于是她居然逮着我的手不放,非要把我的手借用来涂上指甲油看看上色效果。没想到她为了爱美起来力道也那么大,我一时挣脱不开,她还叫我不许动,我鬼迷心窍听了她的话,跟孙子似的真没动。她分别给我十指的指甲盖上交错涂了粉红色和橘色,以来进行对比。
涂好以后,她戴起一副金丝眼镜,将我双手拿到自己面前左看看右看看,又拿到灯下看了看方才觉得不错,自己终于也肯涂上这两种清淡粉嫩点的颜色了。
我擦了擦指甲油,结果擦不掉,卸妆真困难。我问她为什么每天都要打扮,不累吗?
她认真而又惬意涂着指甲油回,打扮起来人看着就有精神气,子傅见了也不会担心她,她肯定要好好打扮,光鲜亮丽地面对生活。愁容满面的话,家里只会越来越惨淡,苦中作乐罢了。她每天都要把自己打扮得美美的去见子傅,子傅也会高兴的。
第二天清早在饭桌上,严自同先生见我手上全是粉色和橘色的指甲油,批评我不成体统,男孩儿家家的涂什么指甲油?是要被人笑话的,他也说太太胡闹。我倒是看着手越看越好看,没想过卸掉,他越说我也越起劲不擦。
太太撇撇嘴对丈夫说:“你晓得什么,这叫做母子手,这样人家一看,就晓得我们是母子啦。”说得她自己也有些发笑,便用手背小捂了下纯红的小鸟嘴。
严自同先生呼气不语,不过他那张刻板的脸孔逐渐变得缓和,稍微流露一丝笑意,但笑意很快又消失了,像是从来没有过一样。
等夜里趁他们睡觉,我爬到主卧房间里去,悄悄给严自同先生的手脚先涂上了粉红色和橘色的指甲油,甚至还有紫黑得中毒一样的颜色,总之他二十个指甲看起来五颜六色的,男人家家的,好看鲜艳得很,他明日准朝气蓬勃。第二天早上他醒来发现的时候,便在房间里震耳欲聋叫了我一声永保!
我早回房间把门锁上了,不过他自然有钥匙,他开门进来的阵势一副要把我怎么样的样子。太太在这个清晨笑得花枝乱颤,特别开心,她粉面含笑进来护着我说:“阿拉爷也没这么小气,我小时候也干过这种事,阿拉爷都陪我玩,你这爸爸真是小气,多好看啊多有趣儿啊,吓永保做什么。”
严自同先生恼得作势要收拾我之前,我抱着太太的腰左躲右藏,并学着太太的腔调说:“小居,你懂个什么,这样别人就知道我们是一家人了,这是亲子指甲油。”

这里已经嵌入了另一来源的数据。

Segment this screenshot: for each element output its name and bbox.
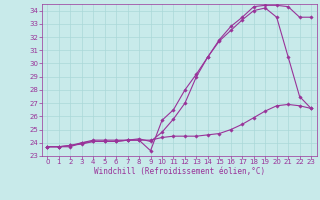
X-axis label: Windchill (Refroidissement éolien,°C): Windchill (Refroidissement éolien,°C): [94, 167, 265, 176]
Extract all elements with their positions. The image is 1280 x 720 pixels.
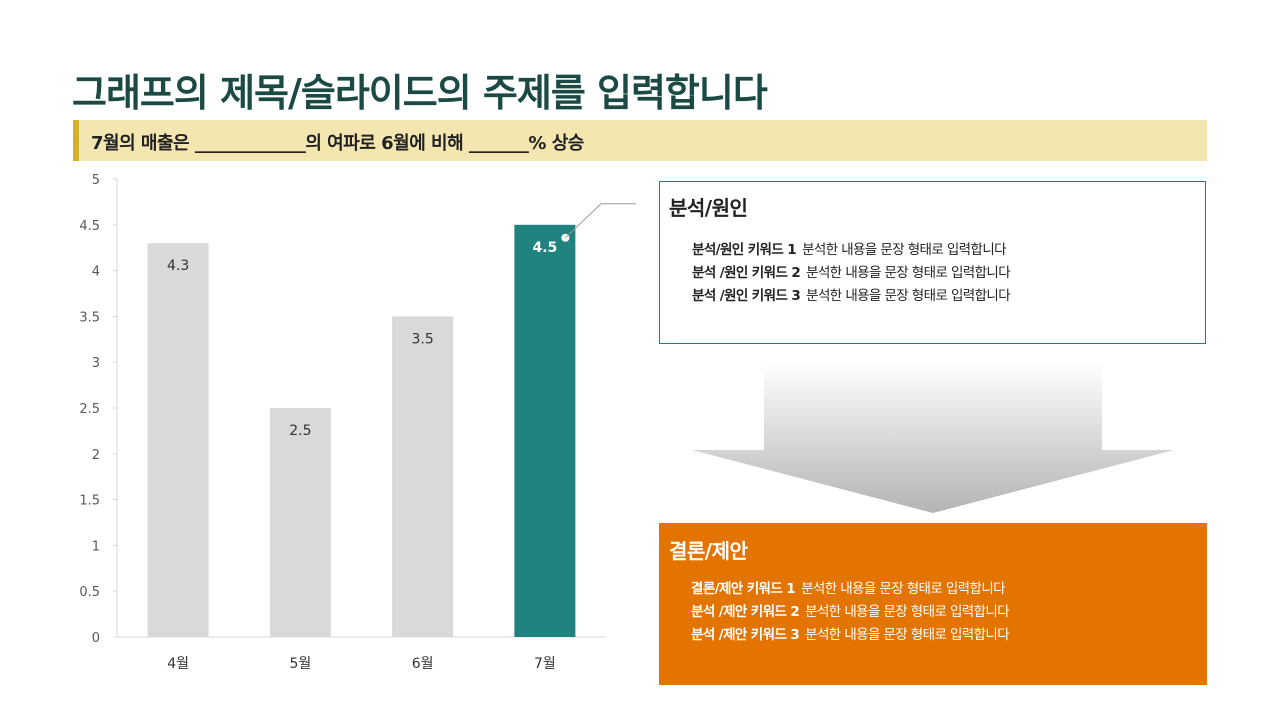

太太笑得收不住附和道:“就是,我那有卸妆油擦掉就是了,大清早的,这么大动肝火干吗。”
见我们抱作一团。他无奈得很,先前严肃的面容微微松动,便不计较作罢了,只不过还是说了太太一句,“你只知道惯孩子,子傅也被你惯得不成样子,爱哭爱撒娇,搞得我如今很没有办法,我这是教他们规矩,我教他们的时候你不要乱插手。”
太太挥挥牡丹帕子喊道:“冤枉啊,一家人玩玩怎么了?先前在俞老头子家可没见你讲规矩,你们先在外败坏家风,你倒还跟我算起账来了,阿拉真是冤枉呀。”
他们夫妻互相该管的不管,不该管的互相插手管,总是能阴差阳错让我幸免于难。
昨晚,我还问过太太为什么不再生一个,把我这个麻烦找回家添堵。
太太是宁波慈溪人,来自书香世家,二十出头嫁到上海来的。她昨晚给我讲了睡前故事,讲她和严自同先生当初是在城隍庙附近的街上认识的,严自同先生对她一见钟情,那时候她在上海读大学,他们就这样遇见聊起来,还写书信做笔友,一来一往,男未婚女未嫁,就这么好上了。
他们便互相见了家长正经谈婚论嫁,他家见她家世清白良好,老爷子便携着独子很有诚意上门来提亲,让她三媒六聘进了严家,并且文明实现当今一夫一妻的制度。
说到一夫一妻的时候她停顿了下,勉强笑起来又继续讲,但是她肚子不争气,身体生育方面差刚开始怀不了孕,后来勉强怀了子傅,子傅先天失调从小身子便受损,最后还生了大病。想来是她自己福薄,所以收养了一个我积福,他们看我长得一副好福气的样子,耳垂又厚长,虽然捣蛋,到底生龙活虎的,以后能和子傅作伴,刚好子傅也很喜欢我。
太太是这么和我说的,我几乎信了,因为我们玩到了一起后互相怜悯着。